Employment decline is a result of these trends. Despite President Trump’s 2016 campaign promises to revitalize the coal industry, the latest 2018 workforce statistics for coal mining points to a -1.3% growth rate for the industry over the next 10 years. The number of employees working in the industry has declined by 30,000—starting with around 85,000 workers in 2009 and declining to just over 50,000 in 2019 (source: BLS.gov). Workers in the industry still deal with the health hazards of black lungs, and then there are pollution concerns—making employment less attractive among millennials. Renewable energy jobs such as solar installers and wind turbine technicians, and software developers, are included in a list of fast-growing jobs among millennials.

Makeup of Coal Industry Workers

Since we’ve detailed why there’s a decline in coal-mining, let’s look at industry roles which might be affected. The basis of these roles’ sizes is based on data from Datausa.io.

The biggest categories of workers are machine operators and front-line supervisors. Together they make up around 55% of the workforce. They use the equipment to dig for coal and supervisors oversee all employee efforts—scheduling, managing tasks, enforcing company policies, and reporting to higher management. Around 11% of the workforce is composed of technicians and electricians, while 2% are made of engineers and welders. The rest consist of management and administrative functions.

Can Coal Industry Workers Become Successful Programmers?

Programming isn’t just typing code; it involves utilizing logic and analytical capabilities to develop solutions by coding. Most of the time programmers don’t need to worry about having knowledge of complex mathematics, but they will be analyzing logical workflows. Troubleshooting skills are useful for debugging program code; comfort with reading highly technical documentation is useful for researching code functions and new programming languages; working within specifications and best practices prepare programmers to work within frameworks, such as MVC.

The coal-mining industry has job roles which can be good fits for programming.

The largest groups with potential programming employees are technicians and electricians. They primarily engage in diagnosing problems, using equipment to debug components, and utilizing creative solutions to solve technical issues, along with regularly documenting their efforts.

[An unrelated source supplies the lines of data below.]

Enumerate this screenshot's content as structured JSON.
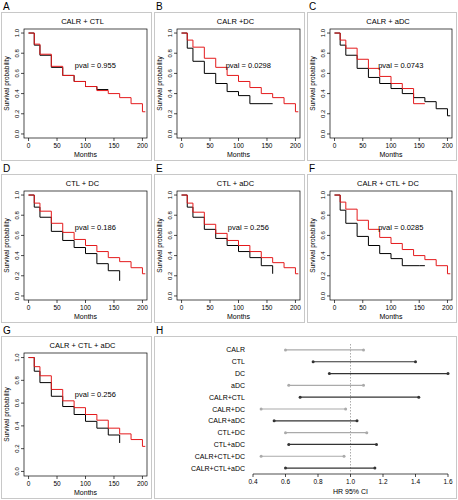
{
  "chart_data": [
    {
      "type": "line",
      "panel_label": "A",
      "title": "CALR + CTL",
      "annotation": "pval = 0.955",
      "x_label": "Months",
      "y_label": "Survival probability",
      "line_style": "step",
      "xlim": [
        -8,
        208
      ],
      "ylim": [
        -0.04,
        1.04
      ],
      "xticks": [
        0,
        50,
        100,
        150,
        200
      ],
      "yticks": [
        {
          "value": 0,
          "label": "0.0"
        },
        0.2,
        0.4,
        0.6,
        0.8,
        {
          "value": 1,
          "label": "1.0"
        }
      ],
      "series": [
        {
          "color": "#000000",
          "x": [
            0,
            10,
            20,
            40,
            60,
            80,
            100,
            120,
            140
          ],
          "values": [
            1,
            0.88,
            0.78,
            0.66,
            0.58,
            0.52,
            0.47,
            0.44,
            0.44
          ]
        },
        {
          "color": "#e41a1c",
          "x": [
            0,
            10,
            20,
            40,
            60,
            80,
            100,
            120,
            140,
            160,
            180,
            200,
            205
          ],
          "values": [
            1,
            0.89,
            0.79,
            0.67,
            0.58,
            0.52,
            0.47,
            0.43,
            0.4,
            0.36,
            0.3,
            0.22,
            0.22
          ]
        }
      ]
    },
    {
      "type": "line",
      "panel_label": "B",
      "title": "CALR +DC",
      "annotation": "pval = 0.0298",
      "x_label": "Months",
      "y_label": "Survival probability",
      "line_style": "step",
      "xlim": [
        -8,
        208
      ],
      "ylim": [
        -0.04,
        1.04
      ],
      "xticks": [
        0,
        50,
        100,
        150,
        200
      ],
      "yticks": [
        {
          "value": 0,
          "label": "0.0"
        },
        0.2,
        0.4,
        0.6,
        0.8,
        {
          "value": 1,
          "label": "1.0"
        }
      ],
      "series": [
        {
          "color": "#000000",
          "x": [
            0,
            10,
            20,
            40,
            60,
            80,
            100,
            120,
            150,
            160
          ],
          "values": [
            1,
            0.85,
            0.72,
            0.6,
            0.5,
            0.42,
            0.38,
            0.3,
            0.3,
            0.3
          ]
        },
        {
          "color": "#e41a1c",
          "x": [
            0,
            10,
            20,
            40,
            60,
            80,
            100,
            120,
            140,
            160,
            180,
            200,
            205
          ],
          "values": [
            1,
            0.93,
            0.86,
            0.75,
            0.66,
            0.58,
            0.52,
            0.46,
            0.4,
            0.36,
            0.3,
            0.22,
            0.22
          ]
        }
      ]
    },
    {
      "type": "line",
      "panel_label": "C",
      "title": "CALR + aDC",
      "annotation": "pval = 0.0743",
      "x_label": "Months",
      "y_label": "Survival probability",
      "line_style": "step",
      "xlim": [
        -8,
        208
      ],
      "ylim": [
        -0.04,
        1.04
      ],
      "xticks": [
        0,
        50,
        100,
        150,
        200
      ],
      "yticks": [
        {
          "value": 0,
          "label": "0.0"
        },
        0.2,
        0.4,
        0.6,
        0.8,
        {
          "value": 1,
          "label": "1.0"
        }
      ],
      "series": [
        {
          "color": "#000000",
          "x": [
            0,
            10,
            20,
            40,
            60,
            80,
            100,
            120,
            140,
            160,
            180,
            200,
            205
          ],
          "values": [
            1,
            0.88,
            0.78,
            0.65,
            0.56,
            0.5,
            0.45,
            0.4,
            0.36,
            0.32,
            0.25,
            0.18,
            0.18
          ]
        },
        {
          "color": "#e41a1c",
          "x": [
            0,
            10,
            20,
            40,
            60,
            80,
            100,
            120,
            140,
            160
          ],
          "values": [
            1,
            0.93,
            0.85,
            0.74,
            0.65,
            0.57,
            0.5,
            0.45,
            0.3,
            0.3
          ]
        }
      ]
    },
    {
      "type": "line",
      "panel_label": "D",
      "title": "CTL + DC",
      "annotation": "pval = 0.186",
      "x_label": "Months",
      "y_label": "Survival probability",
      "line_style": "step",
      "xlim": [
        -8,
        208
      ],
      "ylim": [
        -0.04,
        1.04
      ],
      "xticks": [
        0,
        50,
        100,
        150,
        200
      ],
      "yticks": [
        {
          "value": 0,
          "label": "0.0"
        },
        0.2,
        0.4,
        0.6,
        0.8,
        {
          "value": 1,
          "label": "1.0"
        }
      ],
      "series": [
        {
          "color": "#000000",
          "x": [
            0,
            10,
            20,
            40,
            60,
            80,
            100,
            120,
            140,
            160
          ],
          "values": [
            1,
            0.88,
            0.78,
            0.64,
            0.55,
            0.48,
            0.42,
            0.32,
            0.25,
            0.15
          ]
        },
        {
          "color": "#e41a1c",
          "x": [
            0,
            10,
            20,
            40,
            60,
            80,
            100,
            120,
            140,
            160,
            180,
            200,
            205
          ],
          "values": [
            1,
            0.92,
            0.84,
            0.72,
            0.63,
            0.56,
            0.5,
            0.44,
            0.38,
            0.34,
            0.28,
            0.22,
            0.22
          ]
        }
      ]
    },
    {
      "type": "line",
      "panel_label": "E",
      "title": "CTL + aDC",
      "annotation": "pval = 0.256",
      "x_label": "Months",
      "y_label": "Survival probability",
      "line_style": "step",
      "xlim": [
        -8,
        208
      ],
      "ylim": [
        -0.04,
        1.04
      ],
      "xticks": [
        0,
        50,
        100,
        150,
        200
      ],
      "yticks": [
        {
          "value": 0,
          "label": "0.0"
        },
        0.2,
        0.4,
        0.6,
        0.8,
        {
          "value": 1,
          "label": "1.0"
        }
      ],
      "series": [
        {
          "color": "#000000",
          "x": [
            0,
            10,
            20,
            40,
            60,
            80,
            100,
            120,
            140,
            160
          ],
          "values": [
            1,
            0.88,
            0.78,
            0.66,
            0.57,
            0.5,
            0.44,
            0.38,
            0.3,
            0.22
          ]
        },
        {
          "color": "#e41a1c",
          "x": [
            0,
            10,
            20,
            40,
            60,
            80,
            100,
            120,
            140,
            160,
            180,
            200,
            205
          ],
          "values": [
            1,
            0.92,
            0.83,
            0.71,
            0.62,
            0.55,
            0.5,
            0.44,
            0.38,
            0.33,
            0.28,
            0.22,
            0.22
          ]
        }
      ]
    },
    {
      "type": "line",
      "panel_label": "F",
      "title": "CALR + CTL + DC",
      "annotation": "pval = 0.0285",
      "x_label": "Months",
      "y_label": "Survival probability",
      "line_style": "step",
      "xlim": [
        -8,
        208
      ],
      "ylim": [
        -0.04,
        1.04
      ],
      "xticks": [
        0,
        50,
        100,
        150,
        200
      ],
      "yticks": [
        {
          "value": 0,
          "label": "0.0"
        },
        0.2,
        0.4,
        0.6,
        0.8,
        {
          "value": 1,
          "label": "1.0"
        }
      ],
      "series": [
        {
          "color": "#000000",
          "x": [
            0,
            10,
            20,
            40,
            60,
            80,
            100,
            120,
            150,
            160
          ],
          "values": [
            1,
            0.85,
            0.72,
            0.59,
            0.5,
            0.42,
            0.37,
            0.3,
            0.3,
            0.3
          ]
        },
        {
          "color": "#e41a1c",
          "x": [
            0,
            10,
            20,
            40,
            60,
            80,
            100,
            120,
            140,
            160,
            180,
            200,
            205
          ],
          "values": [
            1,
            0.93,
            0.86,
            0.75,
            0.66,
            0.58,
            0.52,
            0.46,
            0.4,
            0.36,
            0.3,
            0.22,
            0.22
          ]
        }
      ]
    },
    {
      "type": "line",
      "panel_label": "G",
      "title": "CALR + CTL + aDC",
      "annotation": "pval = 0.256",
      "x_label": "Months",
      "y_label": "Survival probability",
      "line_style": "step",
      "xlim": [
        -8,
        208
      ],
      "ylim": [
        -0.04,
        1.04
      ],
      "xticks": [
        0,
        50,
        100,
        150,
        200
      ],
      "yticks": [
        {
          "value": 0,
          "label": "0.0"
        },
        0.2,
        0.4,
        0.6,
        0.8,
        {
          "value": 1,
          "label": "1.0"
        }
      ],
      "series": [
        {
          "color": "#000000",
          "x": [
            0,
            10,
            20,
            40,
            60,
            80,
            100,
            120,
            140,
            160
          ],
          "values": [
            1,
            0.88,
            0.78,
            0.66,
            0.57,
            0.5,
            0.44,
            0.38,
            0.32,
            0.25
          ]
        },
        {
          "color": "#e41a1c",
          "x": [
            0,
            10,
            20,
            40,
            60,
            80,
            100,
            120,
            140,
            160,
            180,
            200,
            205
          ],
          "values": [
            1,
            0.92,
            0.84,
            0.72,
            0.62,
            0.56,
            0.5,
            0.45,
            0.38,
            0.33,
            0.28,
            0.22,
            0.22
          ]
        }
      ]
    },
    {
      "type": "forest",
      "panel_label": "H",
      "x_label": "HR 95% CI",
      "categories": [
        "CALR",
        "CTL",
        "DC",
        "aDC",
        "CALR+CTL",
        "CALR+DC",
        "CALR+aDC",
        "CTL+DC",
        "CTL+aDC",
        "CALR+CTL+DC",
        "CALR+CTL+aDC"
      ],
      "low": [
        0.6,
        0.77,
        0.87,
        0.62,
        0.69,
        0.45,
        0.53,
        0.6,
        0.62,
        0.45,
        0.6
      ],
      "high": [
        1.08,
        1.4,
        1.6,
        1.08,
        1.42,
        0.97,
        1.04,
        1.1,
        1.16,
        0.96,
        1.15
      ],
      "colors": [
        "#aaaaaa",
        "#333333",
        "#333333",
        "#aaaaaa",
        "#333333",
        "#aaaaaa",
        "#333333",
        "#aaaaaa",
        "#333333",
        "#aaaaaa",
        "#333333"
      ],
      "reference_line": 1,
      "xlim": [
        0.4,
        1.6
      ],
      "xticks": [
        0.4,
        0.6,
        0.8,
        {
          "value": 1,
          "label": "1.0"
        },
        1.2,
        1.4,
        1.6
      ]
    }
  ]
}
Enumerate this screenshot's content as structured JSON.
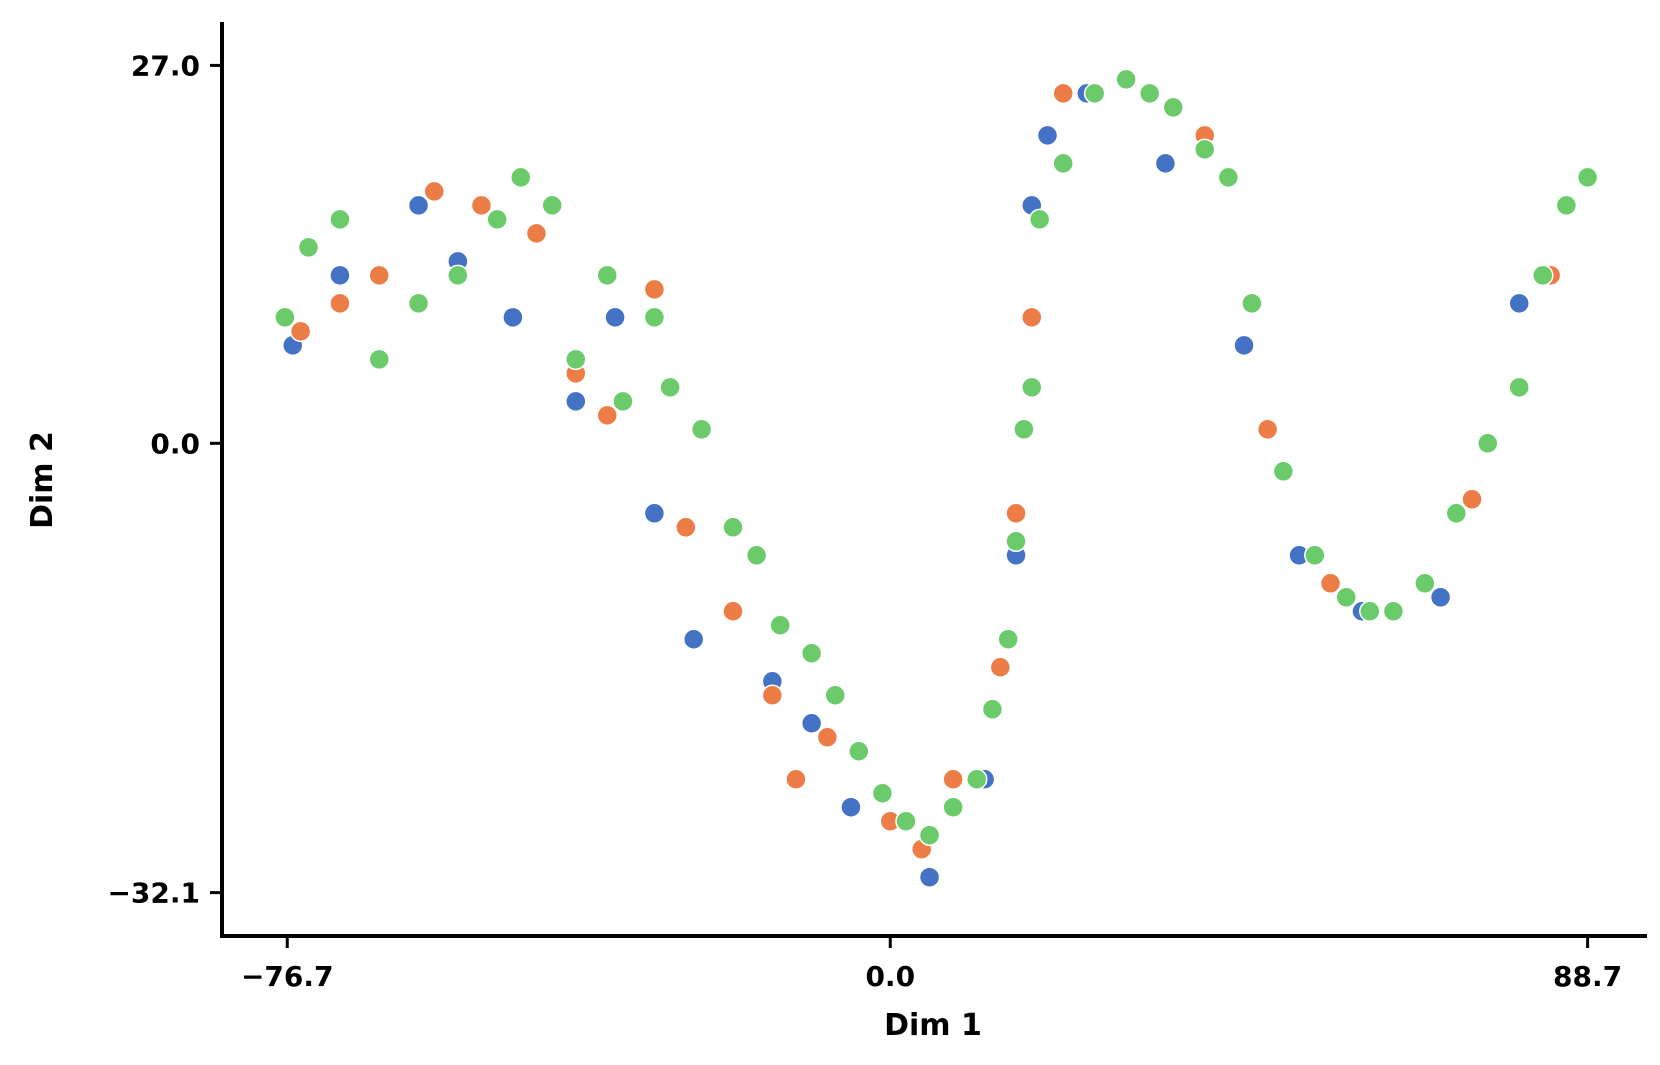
{
  "chart_data": {
    "type": "scatter",
    "xlabel": "Dim 1",
    "ylabel": "Dim 2",
    "xlim": [
      -85,
      96
    ],
    "ylim": [
      -35.2,
      30.1
    ],
    "x_ticks": [
      -76.7,
      0.0,
      88.7
    ],
    "x_tick_labels": [
      "−76.7",
      "0.0",
      "88.7"
    ],
    "y_ticks": [
      27.0,
      0.0,
      -32.1
    ],
    "y_tick_labels": [
      "27.0",
      "0.0",
      "−32.1"
    ],
    "grid": false,
    "legend": "none",
    "colors": [
      "#4472C4",
      "#ED7D47",
      "#6BCB6B"
    ],
    "series": [
      {
        "color": "#4472C4",
        "x": [
          -76,
          -70,
          -60,
          -55,
          -48,
          -40,
          -35,
          -30,
          -25,
          -20,
          -15,
          -10,
          -5,
          0,
          5,
          12,
          16,
          18,
          20,
          25,
          35,
          45,
          52,
          60,
          70,
          80
        ],
        "y": [
          7,
          12,
          17,
          13,
          9,
          3,
          9,
          -5,
          -14,
          -12,
          -17,
          -20,
          -26,
          -27,
          -31,
          -24,
          -8,
          17,
          22,
          25,
          20,
          7,
          -8,
          -12,
          -11,
          10
        ]
      },
      {
        "color": "#ED7D47",
        "x": [
          -75,
          -70,
          -65,
          -58,
          -52,
          -45,
          -40,
          -36,
          -30,
          -26,
          -20,
          -15,
          -12,
          -8,
          -4,
          0,
          4,
          8,
          14,
          16,
          18,
          22,
          30,
          40,
          48,
          56,
          64,
          74,
          84
        ],
        "y": [
          8,
          10,
          12,
          18,
          17,
          15,
          5,
          2,
          11,
          -6,
          -12,
          -18,
          -24,
          -21,
          -22,
          -27,
          -29,
          -24,
          -16,
          -5,
          9,
          25,
          26,
          22,
          1,
          -10,
          -12,
          -4,
          12
        ]
      },
      {
        "color": "#6BCB6B",
        "x": [
          -77,
          -74,
          -70,
          -65,
          -60,
          -55,
          -50,
          -47,
          -43,
          -40,
          -36,
          -34,
          -30,
          -28,
          -24,
          -20,
          -17,
          -14,
          -10,
          -7,
          -4,
          -1,
          2,
          5,
          8,
          11,
          13,
          15,
          16,
          17,
          18,
          19,
          22,
          26,
          30,
          33,
          36,
          40,
          43,
          46,
          50,
          54,
          58,
          61,
          64,
          68,
          72,
          76,
          80,
          83,
          86,
          88.7
        ],
        "y": [
          9,
          14,
          16,
          6,
          10,
          12,
          16,
          19,
          17,
          6,
          12,
          3,
          9,
          4,
          1,
          -6,
          -8,
          -13,
          -15,
          -18,
          -22,
          -25,
          -27,
          -28,
          -26,
          -24,
          -19,
          -14,
          -7,
          1,
          4,
          16,
          20,
          25,
          26,
          25,
          24,
          21,
          19,
          10,
          -2,
          -8,
          -11,
          -12,
          -12,
          -10,
          -5,
          0,
          4,
          12,
          17,
          19
        ]
      }
    ]
  }
}
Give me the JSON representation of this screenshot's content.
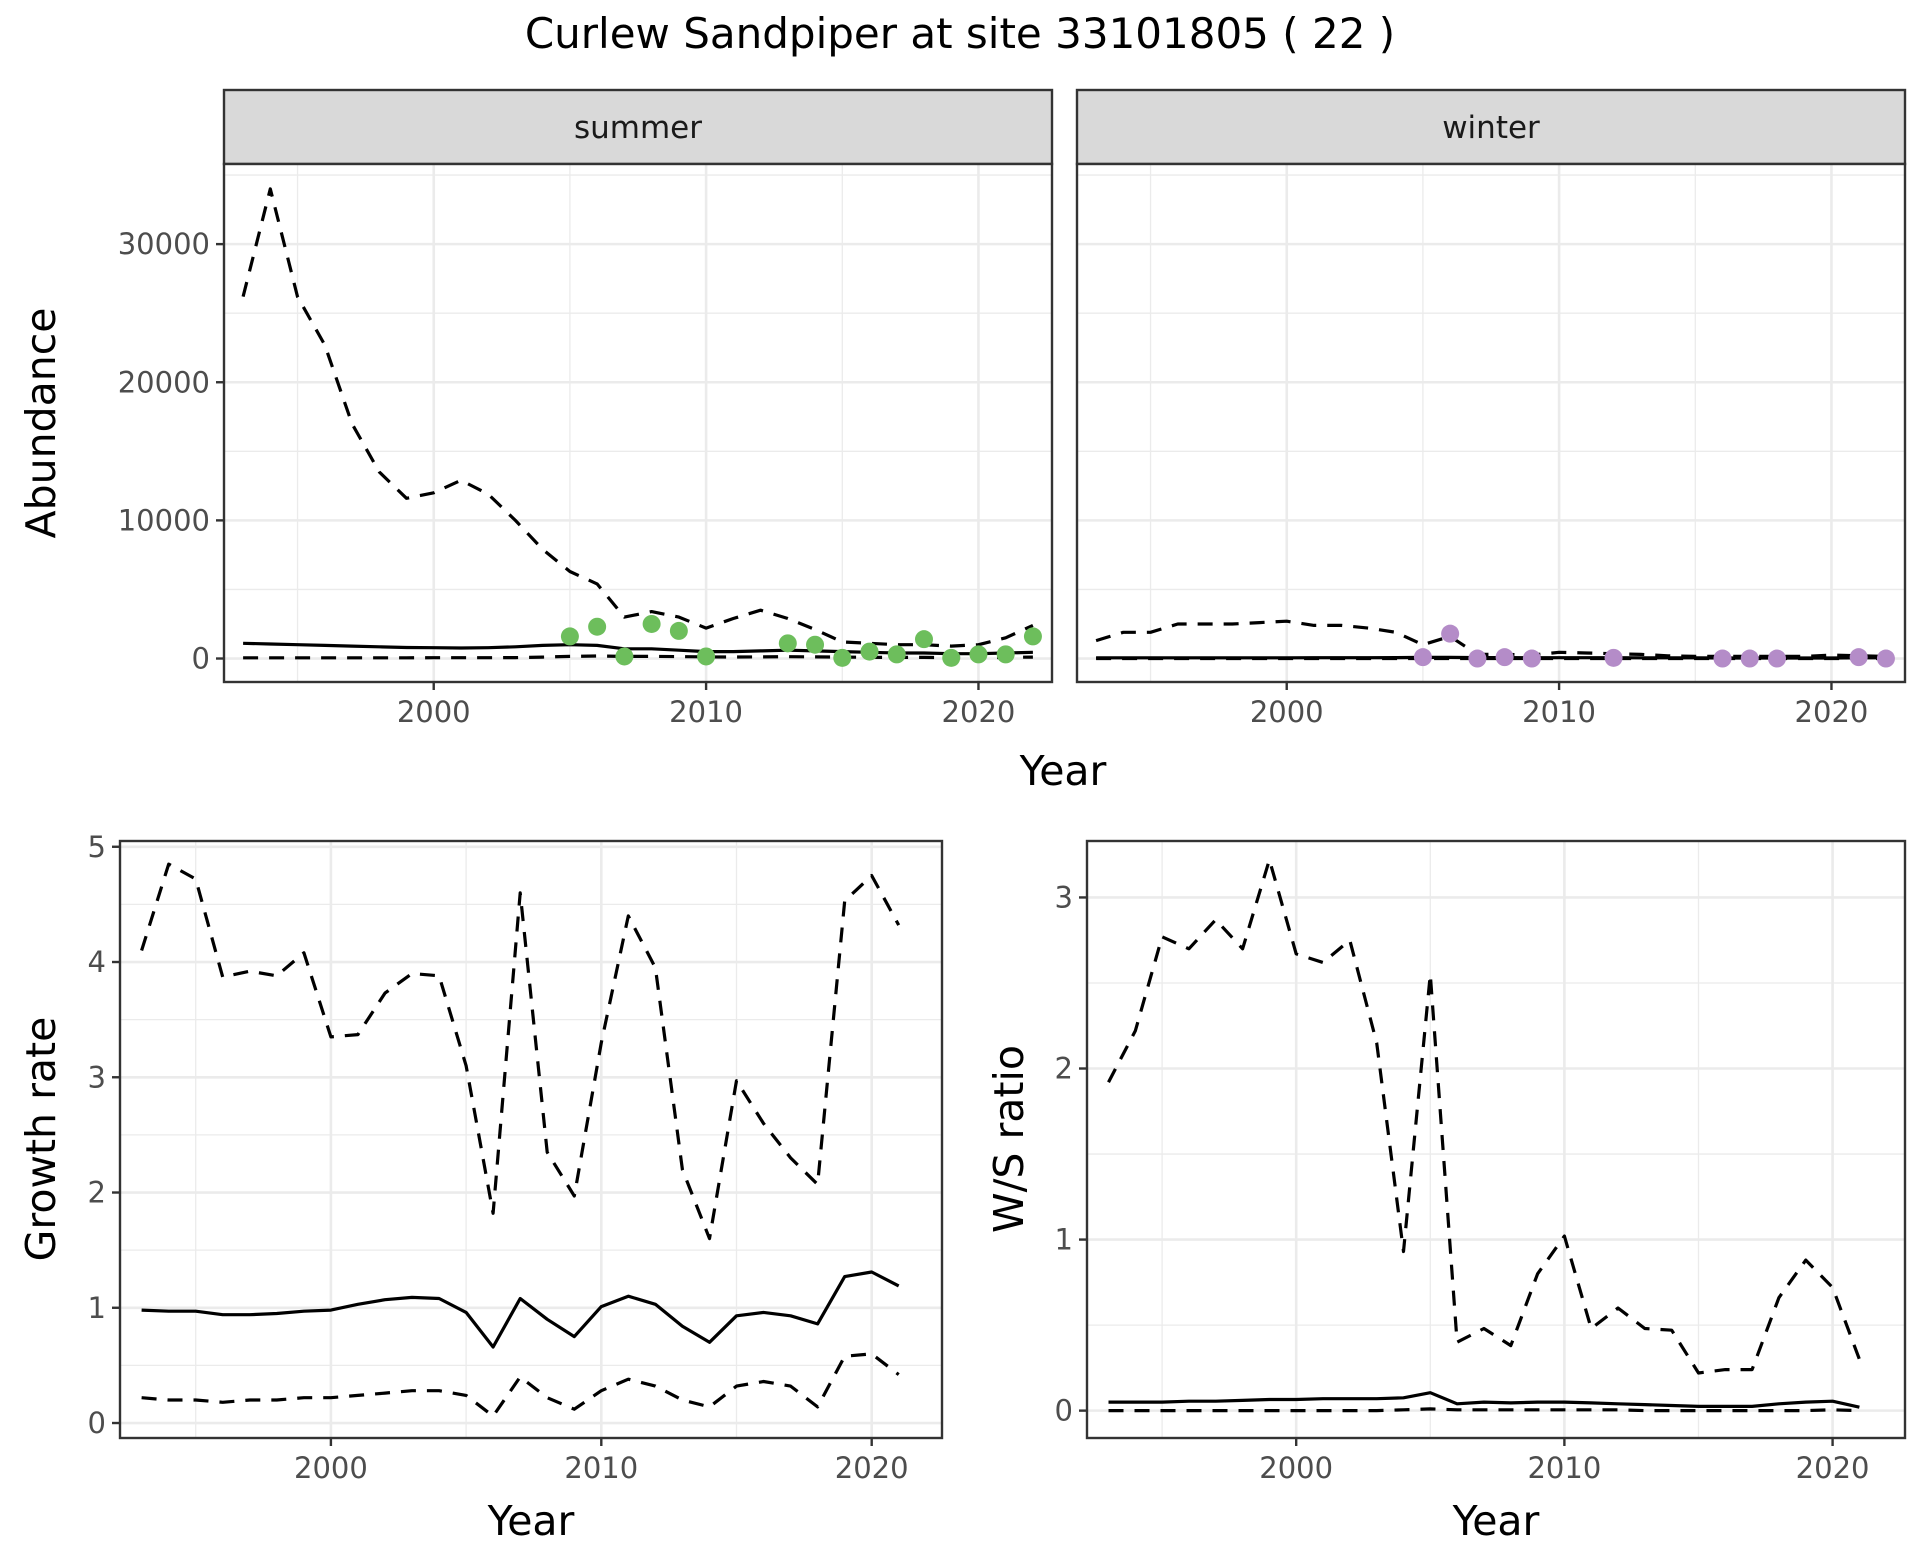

Other groups with potential are engineers and welders. This group is accustomed to developing and working within specifications plus understanding highly technical documentation. And using their analytical prowess.

Conclusion

Joe Biden’s comments are based on facts about the decline of domestic coal production and employment. Fueling fire to existing debates about the future direction of coal miners. Programming is a trending career path and its understandable when commenters suggest that coal miners turn toward that path. However, programming is not a straight-forward topic and it requires particular skillsets—not present in a majority of coal mine workers but most likely existing within individuals working job roles such as technicians, electricians, engineers, and welders.